To improve the machineability of steels, elements are added that promote chip formation, rather than the formation of long lengths of swarf. Those elements comprise sulphur (S), lead (Pb) and selenium (Se).
- Sulphur typically 0.1 to 0.5% promotes the formation of low melting point constituents at the grain boundaries during welding. This results in cracking at the grain boundaries of both the weld metal and the HAZ as the joint solidifies and cools.
In addition, high levels of sulphur are known to promote weld metal porosity.
- Lead or selenium of up to 0.12% are also used to give improved machineability, since they are almost insoluble in steel and exist as distinct globules which act as crack-initiators to promote chip formation during machining.
On welding, three effects occur:
- The lead or selenium remain liquid to very low temperatures, giving rise to hot cracking.
- There is an increased risk of porosity and embrittlement in the steel.

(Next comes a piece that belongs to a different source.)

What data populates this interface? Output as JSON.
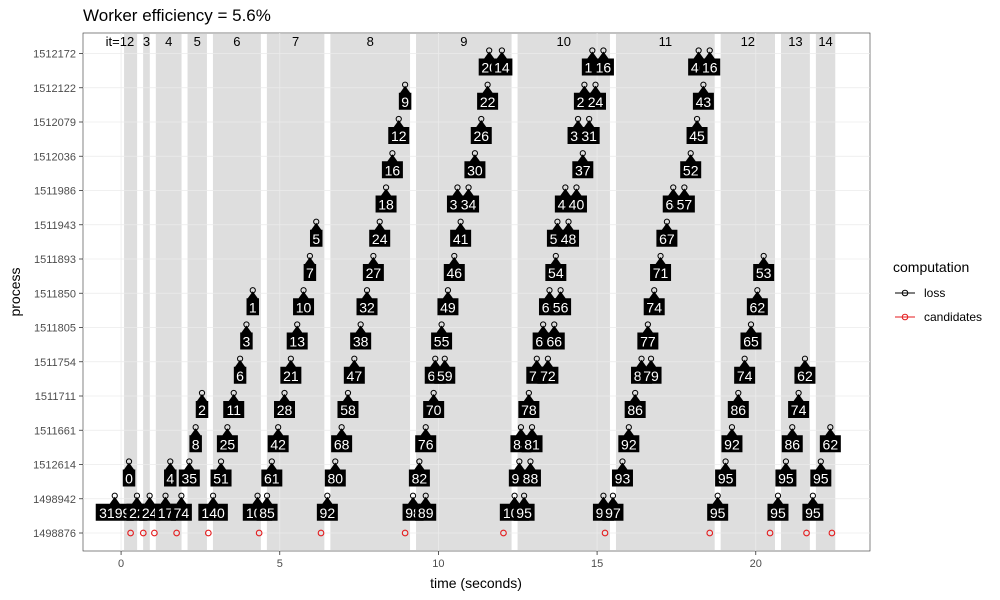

- Lead volatilises and is then present in the welding fume. Since lead is toxic, additional precautions are then necessary to ensure that adequate ventilation is provided to remove the fumes. See also health & safety FAQ on fume
When welding is part of a fabrication procedure, the use of free-machining steels should be eliminated at the material selection stage.
If a free-machining steel has to be welded, then it is essential that low-hydrogen electrodes and low welding currents are used to limit dilution and reduce the risk of porosity and cracking.
Slow travel speeds should be used to reduce the risk of weld metal solidification cracking. In addition, low arc energies must be used to reduce the risk of liquation cracking in the HAZ.